The results of divestments are often not up to expectations, despite their tremendous potential to create value. This article discusses how companies can increase their chances of success and shift their portfolios into higher gears.

The Right Time

When managers realize that a product isn’t serving strategic goals, it’s appropriate time to sell it. People who wait in awe are at risk of continual decline in performance and possibly lower purchase my sources prices.

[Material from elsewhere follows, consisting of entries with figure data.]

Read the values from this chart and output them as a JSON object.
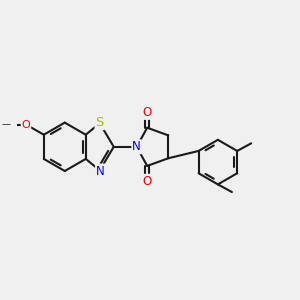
{
  "bg_color": "#f0f0f0",
  "bond_color": "#1a1a1a",
  "bond_width": 1.5,
  "atom_colors": {
    "S": "#b8b800",
    "N": "#0000ee",
    "O": "#ee0000",
    "C": "#1a1a1a"
  },
  "font_size": 8.5,
  "xlim": [
    -2.3,
    2.1
  ],
  "ylim": [
    -1.2,
    1.2
  ]
}
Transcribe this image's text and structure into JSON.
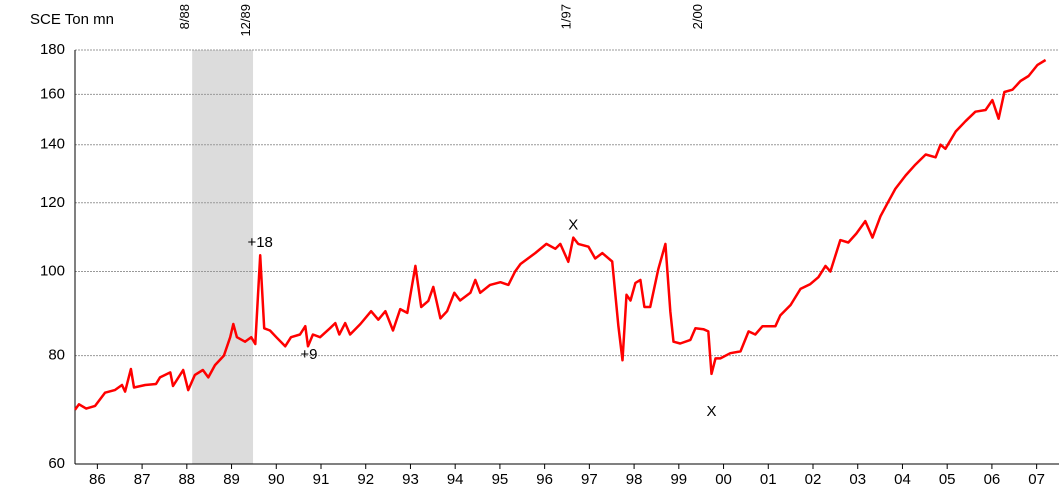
{
  "chart_data": {
    "type": "line",
    "y_label": "SCE Ton mn",
    "log_y": true,
    "grid": true,
    "ylim": [
      60,
      180
    ],
    "yticks": [
      60,
      80,
      100,
      120,
      140,
      160,
      180
    ],
    "xlim": [
      1986,
      2008
    ],
    "xticks": [
      {
        "value": 1986.5,
        "label": "86"
      },
      {
        "value": 1987.5,
        "label": "87"
      },
      {
        "value": 1988.5,
        "label": "88"
      },
      {
        "value": 1989.5,
        "label": "89"
      },
      {
        "value": 1990.5,
        "label": "90"
      },
      {
        "value": 1991.5,
        "label": "91"
      },
      {
        "value": 1992.5,
        "label": "92"
      },
      {
        "value": 1993.5,
        "label": "93"
      },
      {
        "value": 1994.5,
        "label": "94"
      },
      {
        "value": 1995.5,
        "label": "95"
      },
      {
        "value": 1996.5,
        "label": "96"
      },
      {
        "value": 1997.5,
        "label": "97"
      },
      {
        "value": 1998.5,
        "label": "98"
      },
      {
        "value": 1999.5,
        "label": "99"
      },
      {
        "value": 2000.5,
        "label": "00"
      },
      {
        "value": 2001.5,
        "label": "01"
      },
      {
        "value": 2002.5,
        "label": "02"
      },
      {
        "value": 2003.5,
        "label": "03"
      },
      {
        "value": 2004.5,
        "label": "04"
      },
      {
        "value": 2005.5,
        "label": "05"
      },
      {
        "value": 2006.5,
        "label": "06"
      },
      {
        "value": 2007.5,
        "label": "07"
      }
    ],
    "shade": {
      "x": [
        1988.62,
        1989.98
      ],
      "labels": [
        "8/88",
        "12/89"
      ],
      "color": "#dcdcdc"
    },
    "events": [
      {
        "x": 1997.14,
        "label": "1/97"
      },
      {
        "x": 2000.08,
        "label": "2/00"
      }
    ],
    "annotations": [
      {
        "text": "+18",
        "x": 1990.14,
        "y": 107.9
      },
      {
        "text": "+9",
        "x": 1991.23,
        "y": 80.1
      },
      {
        "text": "X",
        "x": 1997.14,
        "y": 112.9
      },
      {
        "text": "X",
        "x": 2000.23,
        "y": 68.9
      }
    ],
    "series": [
      {
        "color": "#ff0000",
        "x": [
          1986.0,
          1986.09,
          1986.25,
          1986.45,
          1986.67,
          1986.89,
          1987.05,
          1987.12,
          1987.25,
          1987.32,
          1987.57,
          1987.81,
          1987.9,
          1988.13,
          1988.19,
          1988.42,
          1988.53,
          1988.68,
          1988.86,
          1988.98,
          1989.13,
          1989.33,
          1989.47,
          1989.54,
          1989.62,
          1989.8,
          1989.94,
          1990.03,
          1990.14,
          1990.23,
          1990.36,
          1990.5,
          1990.7,
          1990.83,
          1991.03,
          1991.15,
          1991.21,
          1991.32,
          1991.48,
          1991.7,
          1991.82,
          1991.91,
          1992.04,
          1992.15,
          1992.38,
          1992.62,
          1992.78,
          1992.94,
          1993.11,
          1993.27,
          1993.43,
          1993.61,
          1993.74,
          1993.9,
          1994.01,
          1994.17,
          1994.32,
          1994.48,
          1994.61,
          1994.84,
          1994.95,
          1995.06,
          1995.28,
          1995.51,
          1995.69,
          1995.84,
          1995.96,
          1996.29,
          1996.54,
          1996.74,
          1996.85,
          1997.03,
          1997.14,
          1997.25,
          1997.48,
          1997.63,
          1997.79,
          1998.01,
          1998.15,
          1998.24,
          1998.33,
          1998.42,
          1998.53,
          1998.64,
          1998.73,
          1998.86,
          1999.04,
          1999.2,
          1999.31,
          1999.38,
          1999.53,
          1999.76,
          1999.87,
          2000.05,
          2000.16,
          2000.23,
          2000.32,
          2000.43,
          2000.65,
          2000.88,
          2001.06,
          2001.21,
          2001.37,
          2001.66,
          2001.77,
          2002.0,
          2002.22,
          2002.44,
          2002.62,
          2002.78,
          2002.89,
          2003.11,
          2003.29,
          2003.47,
          2003.67,
          2003.83,
          2004.01,
          2004.17,
          2004.34,
          2004.57,
          2004.79,
          2005.02,
          2005.24,
          2005.35,
          2005.46,
          2005.69,
          2005.91,
          2006.13,
          2006.36,
          2006.51,
          2006.65,
          2006.78,
          2006.96,
          2007.14,
          2007.32,
          2007.52,
          2007.7
        ],
        "values": [
          69.3,
          70.3,
          69.5,
          70,
          72.5,
          73,
          74,
          72.7,
          77.2,
          73.5,
          74,
          74.2,
          75.5,
          76.5,
          73.8,
          77,
          73,
          76,
          77,
          75.5,
          78,
          80,
          84,
          87,
          84,
          83,
          84,
          82.5,
          104.4,
          86,
          85.5,
          84,
          82,
          84,
          84.6,
          86.5,
          82,
          84.6,
          84,
          86,
          87.2,
          84.6,
          87.2,
          84.6,
          87,
          90,
          88,
          90,
          85.5,
          90.5,
          89.6,
          101.5,
          91,
          92.5,
          96,
          88.3,
          90,
          94.5,
          92.6,
          94.5,
          97.8,
          94.5,
          96.5,
          97.2,
          96.5,
          100,
          102,
          105,
          107.6,
          106.2,
          107.6,
          102.6,
          109.4,
          107.6,
          106.8,
          103.5,
          105,
          102.7,
          86.5,
          79,
          94,
          92.6,
          97,
          97.8,
          91,
          91,
          100.5,
          107.6,
          90,
          83,
          82.6,
          83.4,
          86,
          85.8,
          85.3,
          76.2,
          79.4,
          79.4,
          80.5,
          80.9,
          85.3,
          84.6,
          86.5,
          86.5,
          89,
          91.5,
          95.5,
          96.7,
          98.5,
          101.5,
          100,
          108.7,
          108,
          110.6,
          114.3,
          109.4,
          115.8,
          120,
          124.5,
          129,
          132.8,
          136.4,
          135.4,
          140,
          138.5,
          145,
          149,
          152.8,
          153.5,
          157.6,
          150,
          161,
          162,
          165.8,
          168,
          173,
          175.3
        ]
      }
    ]
  }
}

Transparency is essential when it comes to revealing to employees about the motives and implications of the sale. This includes clearly explaining the reasons behind the decision and ensuring that employees understand that their jobs will not be affected. It is essential to communicate with the top customers within 48 hours of the announcement, and to develop a process that is specifically designed to handle any issues that arise after the closure.

A well-timed sale can allow companies to repurpose their resources and invest in strategic core areas. Neste is a Finnish oil company, changed its name in 2015 to reflect its emphasis on renewable energy. It invested the money from the sale of natural gas and oil businesses. This enabled the company to double stock returns within just five years.

The best-in-class divestors screen their portfolios for candidates on a regular basis and have teams dedicated to this work. The teams typically comprise people with specialization, such as in the separation of accounting system and the implementation of service-level agreements between the remaining company and divested business. They also conduct a thorough review of any links or entanglements that exist between the business being divested and the rest of their portfolio.